Speaking on BBC Radio 5 Live’s Wake Up To Money show today, he said that clubs must find the right balance in terms of ticket prices for home games. Kompany believes that if the “real” fans can afford to attend games, they will make more noise and create a better atmosphere, both inside the stadium and for TV audiences.

“You get better home advantage depending on the atmosphere that you can create within your facilities, and that is linked to the people who enter your stadiums,” he told the BBC. “At what point do you decide we are actually now going to make sure that if it is a TV product, it is the best product in the world? Meaning not just the best players, but the best atmosphere in the stadium; meaning the right people in the right place.”

People who live for the club are probably more attached to the club than anyone else, he says. “But those are probably not always the guys who can afford it. There’s a business angle to it. If you tie it to how somebody feels when they go to the stadium – ‘I love this club, I want to support this club’ – you make more noise.”

He added: “That is a proven factor in home advantage. You win more games at home – every point has a value attached. For every pound that you lower the ticket price, if you can recover it in that home advantage, you maybe won’t have a loss.”

Tapping into untapped markets could help clubs prosper, he says. “If you assume the Premier League gets bigger and you gain markets in China, India, Africa, America – because the world population is so big, you could fill the grounds with tourists.

“You can do it, and make more money. They’d just come and spend £400 a ticket, it’s nothing for them because it is a once in a lifetime experience, like going to an NBA or NFL game. The question is if that affects your product, as the Premier League.”

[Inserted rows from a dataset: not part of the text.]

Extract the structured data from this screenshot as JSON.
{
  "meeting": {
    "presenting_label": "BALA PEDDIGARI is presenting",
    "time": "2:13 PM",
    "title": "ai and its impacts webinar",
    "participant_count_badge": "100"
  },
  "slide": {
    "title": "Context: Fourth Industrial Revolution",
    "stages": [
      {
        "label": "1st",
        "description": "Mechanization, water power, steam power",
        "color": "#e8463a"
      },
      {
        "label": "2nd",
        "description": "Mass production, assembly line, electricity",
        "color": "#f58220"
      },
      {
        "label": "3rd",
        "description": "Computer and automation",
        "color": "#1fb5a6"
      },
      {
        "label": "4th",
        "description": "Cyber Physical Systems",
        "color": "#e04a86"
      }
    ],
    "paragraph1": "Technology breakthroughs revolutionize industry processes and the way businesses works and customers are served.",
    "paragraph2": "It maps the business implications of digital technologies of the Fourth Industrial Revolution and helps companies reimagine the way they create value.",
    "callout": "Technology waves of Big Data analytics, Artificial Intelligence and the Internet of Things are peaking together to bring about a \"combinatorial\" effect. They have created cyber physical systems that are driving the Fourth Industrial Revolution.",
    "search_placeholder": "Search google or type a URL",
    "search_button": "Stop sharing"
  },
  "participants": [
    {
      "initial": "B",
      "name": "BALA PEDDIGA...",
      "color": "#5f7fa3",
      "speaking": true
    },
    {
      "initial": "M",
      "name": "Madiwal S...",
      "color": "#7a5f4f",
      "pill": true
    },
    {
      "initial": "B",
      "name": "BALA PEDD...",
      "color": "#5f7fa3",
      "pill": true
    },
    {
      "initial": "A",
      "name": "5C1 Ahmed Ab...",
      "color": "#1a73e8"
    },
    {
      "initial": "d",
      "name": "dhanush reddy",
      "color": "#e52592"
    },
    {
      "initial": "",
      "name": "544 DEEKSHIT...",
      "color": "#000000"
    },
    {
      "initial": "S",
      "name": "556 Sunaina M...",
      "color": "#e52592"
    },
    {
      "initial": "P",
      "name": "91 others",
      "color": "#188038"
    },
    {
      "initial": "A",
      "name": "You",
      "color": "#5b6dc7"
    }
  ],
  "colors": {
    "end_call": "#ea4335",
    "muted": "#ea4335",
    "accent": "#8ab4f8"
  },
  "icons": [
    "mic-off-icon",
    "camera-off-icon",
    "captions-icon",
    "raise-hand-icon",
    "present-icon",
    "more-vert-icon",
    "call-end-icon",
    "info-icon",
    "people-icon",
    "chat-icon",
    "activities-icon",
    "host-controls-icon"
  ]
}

It’s a difficult decision to make unless the clubs join forces, he says. “Once they are aligned [In the Premier League] it is completely possible, and adds value to the league worldwide.”

Kompany: the linguist and charity supporter

Born in Brussels in 1986, Kompany first played professional football in Belgium for Anderlecht at the age of 17 before moving to Germany with Hamburg and then to England with Man City.

Well travelled and obviously well educated, it doesn’t come as a surprise to learn that Kompany is fluent in four languages: English, French, Dutch and German.

The Daily Telegraph describes him as a “public symbol of this united generation”. Away from football and his studies he’s also a keen supporter of charities.

“I didn’t start doing this because I’m a football player,” Kompany told the South China Morning Post when asked about his charity work. 

“My family did it before and we didn’t have a lot of money. I think it has to be something that is part of your education for good.”

In September last year it was announced that the City captain would become the first international ambassador for the charity SOS Children’s Villages. In 2016 he revealed that he would donate all of his Belgium match appearance fees to charity for the rest of his career. 

Speaking to the Daily Mirror he said: “In the coming years in the national team I want to give up the total sum I would be entitled to from the national team. 

“I will donate it to charities that are special to me. This will motivate me even more and especially get me more fun moments with our fans and with this fantastic team. All that looking ahead to 2018, and why not further?”

What the future holds for the City skipper

Competing for four trophies and with the World Cup finals on the horizon, Kompany will be gunning to regain his fitness and make this a special year on the pitch after his academic achievements off it.

For now his focus is on City and Belgium, but after finishing his studies his path is clear.

He said: “Although I want to continue playing football as long as possible, I may look to use this combination of academic learning and years of playing experience in the future.”